- Romeu Zema, pré-candidato à presidência pelo Novo, negou que vá compor a chapa como vice de Flávio Bolsonaro e disse que não deixará a corrida presidencial.
- Em São Paulo, ele lançou diretrizes do plano de governo e afirmou que levará a candidatura até o fim.
- Carlos da Costa, coordenador do plano econômico, afirmou que o futuro governo privatizaria tudo.
- Sobre o aumento de salário de 300% no governo de Minas em 2023, Zema disse que não faz diferença, pois o dinheiro é doado para instituições de caridade.
- O ex-governador ressaltou que sempre doou salários desde o mandato em Minas Gerais e que prioriza a transparência.
O pré-candidato à Presidência pelo Novo, Romeu Zema, negou nesta quinta-feira (16) a possibilidade de deixar a chapa presidencial para virar vice de Flávio Bolsonaro. Em São Paulo, ele afirmou que continuará com a candidatura até o fim.
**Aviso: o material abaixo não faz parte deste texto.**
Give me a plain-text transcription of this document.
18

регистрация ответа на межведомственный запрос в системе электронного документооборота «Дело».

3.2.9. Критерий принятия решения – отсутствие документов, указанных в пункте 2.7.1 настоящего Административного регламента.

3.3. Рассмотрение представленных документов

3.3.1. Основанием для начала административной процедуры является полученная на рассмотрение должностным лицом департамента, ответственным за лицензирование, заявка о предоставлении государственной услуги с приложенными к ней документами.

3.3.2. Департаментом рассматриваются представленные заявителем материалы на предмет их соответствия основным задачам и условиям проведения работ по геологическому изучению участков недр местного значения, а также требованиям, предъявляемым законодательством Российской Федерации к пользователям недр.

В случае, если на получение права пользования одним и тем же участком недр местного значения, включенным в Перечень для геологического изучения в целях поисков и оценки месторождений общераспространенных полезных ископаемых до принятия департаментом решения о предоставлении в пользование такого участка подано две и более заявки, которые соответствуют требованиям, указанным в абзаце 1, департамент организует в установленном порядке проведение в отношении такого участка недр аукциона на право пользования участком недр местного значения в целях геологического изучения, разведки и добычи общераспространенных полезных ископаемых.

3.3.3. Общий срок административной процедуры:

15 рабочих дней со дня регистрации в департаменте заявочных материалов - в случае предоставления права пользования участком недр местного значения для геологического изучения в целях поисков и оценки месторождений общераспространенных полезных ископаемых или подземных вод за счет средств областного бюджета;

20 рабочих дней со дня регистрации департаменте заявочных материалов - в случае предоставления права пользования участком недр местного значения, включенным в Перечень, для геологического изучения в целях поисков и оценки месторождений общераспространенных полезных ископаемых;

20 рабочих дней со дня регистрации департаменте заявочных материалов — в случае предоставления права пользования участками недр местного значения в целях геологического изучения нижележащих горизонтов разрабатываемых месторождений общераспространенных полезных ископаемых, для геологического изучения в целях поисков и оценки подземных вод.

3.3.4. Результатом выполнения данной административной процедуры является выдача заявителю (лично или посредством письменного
Durante o evento Brasil sem intocáveis, Zema apresentou as diretrizes do seu plano de governo e disse que pretende reduzir privilégios de ricos. O encontro reuniu dirigentes do Novo para discutir propostas para o país caso vença as eleições de outubro.
Controvérsia salarial e transparência
Questionado sobre o aumento de 300% no seu salário como governador de Minas Gerais em 2023, o pré-candidato afirmou que a diferença salarial não importa, pois o dinheiro é doado a instituições de caridade. Segundo ele, as doações sempre existiram desde o início do mandato e há transparência nesse processo.
Ele ressaltou ainda que, segundo sua visão, os salários de secretários de governos anteriores eram superiores aos pagos no seu governo. A defesa envolve a comparação com estruturas administrativas anteriores e a defesa de medidas de transparência.